Originally Posted By: Ira L
Without re-reading all of the above posts, have you found the following (posted on MacInTouch) to be the case:

"Mike Bombich, whose company makes Carbon Copy Cloner has stated in this podcast… that external backup drives in Catalina can no longer be HFS+ but must become APFS."

And does it really matter, or in what cases would it matter?

As far as I can discern it all depends on the definition of a "backup drive". Time Machine only works on drives formatted HFS+ and that is true in Mojave as well as Catalina.
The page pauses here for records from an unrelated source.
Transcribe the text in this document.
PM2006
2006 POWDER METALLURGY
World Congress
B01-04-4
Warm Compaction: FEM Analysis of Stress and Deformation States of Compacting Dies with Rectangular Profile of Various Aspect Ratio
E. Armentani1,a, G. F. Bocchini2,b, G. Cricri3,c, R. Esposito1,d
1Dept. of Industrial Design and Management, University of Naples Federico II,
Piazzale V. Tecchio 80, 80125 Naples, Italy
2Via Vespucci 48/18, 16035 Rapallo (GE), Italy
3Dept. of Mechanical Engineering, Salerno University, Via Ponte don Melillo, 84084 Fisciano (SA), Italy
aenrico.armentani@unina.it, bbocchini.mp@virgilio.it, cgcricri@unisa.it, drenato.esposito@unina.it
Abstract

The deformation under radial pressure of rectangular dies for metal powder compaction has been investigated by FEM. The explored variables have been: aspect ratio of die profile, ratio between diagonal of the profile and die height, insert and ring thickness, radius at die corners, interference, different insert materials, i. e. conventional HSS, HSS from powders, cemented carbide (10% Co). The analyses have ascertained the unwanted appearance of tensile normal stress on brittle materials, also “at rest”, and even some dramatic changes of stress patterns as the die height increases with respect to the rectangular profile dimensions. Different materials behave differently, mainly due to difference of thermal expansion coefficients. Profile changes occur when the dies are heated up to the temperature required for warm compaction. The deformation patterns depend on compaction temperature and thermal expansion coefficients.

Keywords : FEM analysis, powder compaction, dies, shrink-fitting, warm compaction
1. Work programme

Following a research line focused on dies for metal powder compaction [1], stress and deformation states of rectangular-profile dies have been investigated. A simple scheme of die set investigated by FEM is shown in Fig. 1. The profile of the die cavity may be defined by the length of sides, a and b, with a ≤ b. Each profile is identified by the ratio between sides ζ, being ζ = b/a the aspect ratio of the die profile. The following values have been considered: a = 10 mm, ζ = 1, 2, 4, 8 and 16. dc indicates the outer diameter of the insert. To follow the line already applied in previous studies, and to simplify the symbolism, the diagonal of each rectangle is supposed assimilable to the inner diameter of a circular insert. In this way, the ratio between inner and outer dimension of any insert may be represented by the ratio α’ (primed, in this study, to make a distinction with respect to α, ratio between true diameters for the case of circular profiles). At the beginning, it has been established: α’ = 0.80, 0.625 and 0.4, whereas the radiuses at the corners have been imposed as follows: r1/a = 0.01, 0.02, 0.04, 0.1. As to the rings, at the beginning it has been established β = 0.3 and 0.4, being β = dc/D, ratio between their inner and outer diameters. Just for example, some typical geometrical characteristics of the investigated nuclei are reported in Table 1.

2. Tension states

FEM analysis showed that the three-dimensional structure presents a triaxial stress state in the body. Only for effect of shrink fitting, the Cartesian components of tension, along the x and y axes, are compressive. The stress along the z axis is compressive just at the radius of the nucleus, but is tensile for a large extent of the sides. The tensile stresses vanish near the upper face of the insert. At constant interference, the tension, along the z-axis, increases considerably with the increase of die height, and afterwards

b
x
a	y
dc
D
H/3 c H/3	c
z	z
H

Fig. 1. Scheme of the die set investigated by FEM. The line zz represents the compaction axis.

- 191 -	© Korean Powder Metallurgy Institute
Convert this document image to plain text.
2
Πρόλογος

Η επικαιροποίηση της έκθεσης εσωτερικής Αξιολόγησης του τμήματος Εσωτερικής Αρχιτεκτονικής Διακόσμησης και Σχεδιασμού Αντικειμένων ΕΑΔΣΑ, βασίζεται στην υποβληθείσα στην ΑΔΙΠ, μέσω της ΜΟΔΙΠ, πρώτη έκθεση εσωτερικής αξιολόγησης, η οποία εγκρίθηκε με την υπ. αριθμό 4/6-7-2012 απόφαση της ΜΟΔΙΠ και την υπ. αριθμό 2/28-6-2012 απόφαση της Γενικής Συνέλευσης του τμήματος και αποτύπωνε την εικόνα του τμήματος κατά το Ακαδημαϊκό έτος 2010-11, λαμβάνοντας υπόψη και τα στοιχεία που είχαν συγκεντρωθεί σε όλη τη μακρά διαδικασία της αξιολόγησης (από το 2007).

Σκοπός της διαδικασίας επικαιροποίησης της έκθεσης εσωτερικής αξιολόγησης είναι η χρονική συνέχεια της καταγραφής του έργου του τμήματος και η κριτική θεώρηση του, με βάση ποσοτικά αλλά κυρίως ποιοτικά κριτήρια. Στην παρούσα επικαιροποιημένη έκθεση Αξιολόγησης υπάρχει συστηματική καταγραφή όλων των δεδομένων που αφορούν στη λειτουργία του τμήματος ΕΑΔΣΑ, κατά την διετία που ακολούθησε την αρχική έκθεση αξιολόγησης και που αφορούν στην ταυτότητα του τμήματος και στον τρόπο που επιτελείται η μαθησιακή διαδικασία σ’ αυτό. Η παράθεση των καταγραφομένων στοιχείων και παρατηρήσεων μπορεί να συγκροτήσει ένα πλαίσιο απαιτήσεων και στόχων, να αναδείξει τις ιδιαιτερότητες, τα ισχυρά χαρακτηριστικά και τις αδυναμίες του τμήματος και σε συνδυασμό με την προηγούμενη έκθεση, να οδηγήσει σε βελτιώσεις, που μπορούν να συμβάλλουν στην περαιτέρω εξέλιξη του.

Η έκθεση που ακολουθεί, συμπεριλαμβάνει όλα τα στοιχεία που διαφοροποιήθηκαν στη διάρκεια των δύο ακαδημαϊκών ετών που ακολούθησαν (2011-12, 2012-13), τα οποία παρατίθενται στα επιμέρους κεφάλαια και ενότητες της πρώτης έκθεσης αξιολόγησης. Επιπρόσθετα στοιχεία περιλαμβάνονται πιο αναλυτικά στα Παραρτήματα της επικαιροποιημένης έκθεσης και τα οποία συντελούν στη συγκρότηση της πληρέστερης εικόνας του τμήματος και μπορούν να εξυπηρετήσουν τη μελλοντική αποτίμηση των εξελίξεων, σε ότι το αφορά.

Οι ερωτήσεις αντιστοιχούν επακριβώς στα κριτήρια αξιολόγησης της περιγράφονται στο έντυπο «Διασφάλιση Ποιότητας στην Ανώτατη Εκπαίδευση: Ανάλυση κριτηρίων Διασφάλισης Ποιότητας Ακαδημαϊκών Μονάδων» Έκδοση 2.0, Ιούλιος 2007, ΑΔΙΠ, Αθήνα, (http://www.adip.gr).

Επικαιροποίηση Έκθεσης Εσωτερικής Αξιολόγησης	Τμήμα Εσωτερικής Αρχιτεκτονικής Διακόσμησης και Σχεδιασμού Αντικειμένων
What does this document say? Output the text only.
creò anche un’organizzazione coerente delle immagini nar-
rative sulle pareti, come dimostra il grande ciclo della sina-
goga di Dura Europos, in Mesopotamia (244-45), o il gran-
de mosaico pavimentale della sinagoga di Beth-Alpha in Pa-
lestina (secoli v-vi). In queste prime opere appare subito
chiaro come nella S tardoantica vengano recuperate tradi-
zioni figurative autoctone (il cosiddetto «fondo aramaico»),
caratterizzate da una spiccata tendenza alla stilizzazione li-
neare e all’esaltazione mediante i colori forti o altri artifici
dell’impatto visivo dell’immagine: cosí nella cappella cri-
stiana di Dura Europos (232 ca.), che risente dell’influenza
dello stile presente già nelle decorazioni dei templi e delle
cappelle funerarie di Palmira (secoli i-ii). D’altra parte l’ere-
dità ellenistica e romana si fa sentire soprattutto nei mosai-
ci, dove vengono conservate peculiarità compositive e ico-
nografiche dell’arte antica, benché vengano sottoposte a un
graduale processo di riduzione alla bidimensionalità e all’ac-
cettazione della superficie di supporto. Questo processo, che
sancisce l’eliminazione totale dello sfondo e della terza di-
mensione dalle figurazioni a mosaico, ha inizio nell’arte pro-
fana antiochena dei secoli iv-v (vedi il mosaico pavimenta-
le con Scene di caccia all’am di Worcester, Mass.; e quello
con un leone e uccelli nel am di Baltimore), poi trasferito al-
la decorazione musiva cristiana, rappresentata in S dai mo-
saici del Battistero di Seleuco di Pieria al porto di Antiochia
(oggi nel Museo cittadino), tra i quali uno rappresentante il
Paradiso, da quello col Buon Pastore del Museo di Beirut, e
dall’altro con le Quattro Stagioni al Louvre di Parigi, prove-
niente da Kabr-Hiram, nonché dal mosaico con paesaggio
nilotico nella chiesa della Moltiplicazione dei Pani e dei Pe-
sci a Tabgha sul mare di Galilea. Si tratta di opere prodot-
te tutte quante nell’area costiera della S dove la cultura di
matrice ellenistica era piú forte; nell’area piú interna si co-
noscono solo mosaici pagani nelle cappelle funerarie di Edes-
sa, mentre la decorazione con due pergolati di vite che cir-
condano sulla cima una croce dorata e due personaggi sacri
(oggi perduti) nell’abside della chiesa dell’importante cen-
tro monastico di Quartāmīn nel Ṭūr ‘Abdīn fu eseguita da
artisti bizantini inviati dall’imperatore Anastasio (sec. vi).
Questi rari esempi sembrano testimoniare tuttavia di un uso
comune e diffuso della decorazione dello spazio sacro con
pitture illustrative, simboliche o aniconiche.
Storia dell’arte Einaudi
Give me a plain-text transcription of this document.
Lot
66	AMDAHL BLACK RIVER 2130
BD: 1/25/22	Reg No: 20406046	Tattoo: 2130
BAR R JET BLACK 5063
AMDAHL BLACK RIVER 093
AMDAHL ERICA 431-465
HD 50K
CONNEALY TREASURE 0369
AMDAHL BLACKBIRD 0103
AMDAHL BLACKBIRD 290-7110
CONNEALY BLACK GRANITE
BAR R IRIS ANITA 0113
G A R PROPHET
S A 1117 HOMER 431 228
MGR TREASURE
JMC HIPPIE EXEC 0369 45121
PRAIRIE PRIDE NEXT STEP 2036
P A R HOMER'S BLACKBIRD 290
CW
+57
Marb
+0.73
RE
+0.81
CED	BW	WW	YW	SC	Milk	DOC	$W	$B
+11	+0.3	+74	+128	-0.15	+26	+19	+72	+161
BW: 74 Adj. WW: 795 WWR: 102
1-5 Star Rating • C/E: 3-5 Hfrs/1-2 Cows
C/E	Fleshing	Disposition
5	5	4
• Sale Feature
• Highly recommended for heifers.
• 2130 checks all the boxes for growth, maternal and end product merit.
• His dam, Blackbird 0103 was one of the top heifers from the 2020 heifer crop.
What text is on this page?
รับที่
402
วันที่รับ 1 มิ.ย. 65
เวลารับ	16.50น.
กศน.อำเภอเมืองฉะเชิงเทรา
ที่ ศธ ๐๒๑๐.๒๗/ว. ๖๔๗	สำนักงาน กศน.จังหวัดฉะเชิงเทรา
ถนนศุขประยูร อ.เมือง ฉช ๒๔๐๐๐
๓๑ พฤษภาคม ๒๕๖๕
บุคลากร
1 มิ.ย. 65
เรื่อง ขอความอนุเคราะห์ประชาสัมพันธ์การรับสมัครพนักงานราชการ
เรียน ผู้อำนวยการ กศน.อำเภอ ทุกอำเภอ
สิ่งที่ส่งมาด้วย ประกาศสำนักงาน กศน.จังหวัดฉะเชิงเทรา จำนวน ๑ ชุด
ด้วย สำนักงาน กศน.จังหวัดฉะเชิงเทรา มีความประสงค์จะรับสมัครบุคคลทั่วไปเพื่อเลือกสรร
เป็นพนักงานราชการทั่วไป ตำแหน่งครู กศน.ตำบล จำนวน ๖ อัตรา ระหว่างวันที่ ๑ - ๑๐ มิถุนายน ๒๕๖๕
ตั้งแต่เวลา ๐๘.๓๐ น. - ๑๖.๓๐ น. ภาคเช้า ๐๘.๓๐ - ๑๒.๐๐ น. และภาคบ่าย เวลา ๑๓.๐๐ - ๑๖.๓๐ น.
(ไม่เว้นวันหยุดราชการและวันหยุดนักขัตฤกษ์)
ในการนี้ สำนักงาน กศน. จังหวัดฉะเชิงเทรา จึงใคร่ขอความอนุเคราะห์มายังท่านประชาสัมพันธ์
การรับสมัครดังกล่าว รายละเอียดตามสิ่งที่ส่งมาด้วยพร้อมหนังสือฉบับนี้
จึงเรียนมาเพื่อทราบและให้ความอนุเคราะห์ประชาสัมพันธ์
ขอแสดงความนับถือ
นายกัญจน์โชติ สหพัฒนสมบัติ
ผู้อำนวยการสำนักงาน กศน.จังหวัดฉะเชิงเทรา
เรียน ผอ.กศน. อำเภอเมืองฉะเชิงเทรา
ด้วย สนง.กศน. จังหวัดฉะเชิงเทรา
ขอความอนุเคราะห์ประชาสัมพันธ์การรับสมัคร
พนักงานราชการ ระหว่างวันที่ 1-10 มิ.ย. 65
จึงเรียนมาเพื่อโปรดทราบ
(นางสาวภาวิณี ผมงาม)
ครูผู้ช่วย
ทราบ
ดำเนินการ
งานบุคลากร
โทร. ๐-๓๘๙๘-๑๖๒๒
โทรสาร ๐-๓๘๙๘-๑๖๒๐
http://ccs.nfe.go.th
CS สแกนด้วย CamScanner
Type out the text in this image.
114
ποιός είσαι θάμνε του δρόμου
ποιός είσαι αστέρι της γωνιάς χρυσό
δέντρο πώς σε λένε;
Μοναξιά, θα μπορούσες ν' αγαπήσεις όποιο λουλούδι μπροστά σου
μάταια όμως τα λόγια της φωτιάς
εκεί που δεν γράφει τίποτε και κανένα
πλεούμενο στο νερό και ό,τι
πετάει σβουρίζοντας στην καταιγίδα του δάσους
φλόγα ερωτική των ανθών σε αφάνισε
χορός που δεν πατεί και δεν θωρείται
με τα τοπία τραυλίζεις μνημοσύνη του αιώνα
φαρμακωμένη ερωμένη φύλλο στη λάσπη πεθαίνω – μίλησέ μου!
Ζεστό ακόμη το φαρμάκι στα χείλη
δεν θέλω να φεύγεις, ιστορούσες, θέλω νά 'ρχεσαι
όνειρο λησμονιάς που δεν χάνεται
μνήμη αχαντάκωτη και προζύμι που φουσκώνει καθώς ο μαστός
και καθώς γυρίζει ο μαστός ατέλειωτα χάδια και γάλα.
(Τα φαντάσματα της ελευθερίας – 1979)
I have an experimental version of Mike Bombich's Carbon Copy Cloner that has not been thoroughly vetted with Catalina but appears to work satisfactorily. The Note that accompanies it reads
Originally Posted By: CCC
  • The current build of CCC will not make a proper backup of a macOS Catalina startup disk. Don't attempt to back up the startup disk, and ignore any suggestions to reformat the destination as HFS+.
  • Your Catalina startup disk will not appear in CCC's sidebar.
  • If you would like to make a backup of your user data on a Catalina volume (not that you should be using it in production!), you may drag the /System/Volumes/Data folder onto CCC's Source selector to specify the Data volume as the source for a backup task.
  • Stay tuned for another beta release that will address most of the "backing up the Catalina startup disk" issues.
  • No, we don't have a timeline. The changes in Catalina that affect backup processes are more significant than any previous macOS release. CCC can make a bootable backup of Catalina (we had a proof of concept just days after Apple's announcement), and we will be ready for Catalina before it is released in the Fall. We will post another beta when we have addressed the bulk of the known issues. It's a long list, we appreciate your patience!

OBSERVATI0N: Mike Bombich has never been a fan of APFS so I tend to take his comments in light of that.


If we knew what it was we were doing, it wouldn't be called research, would it?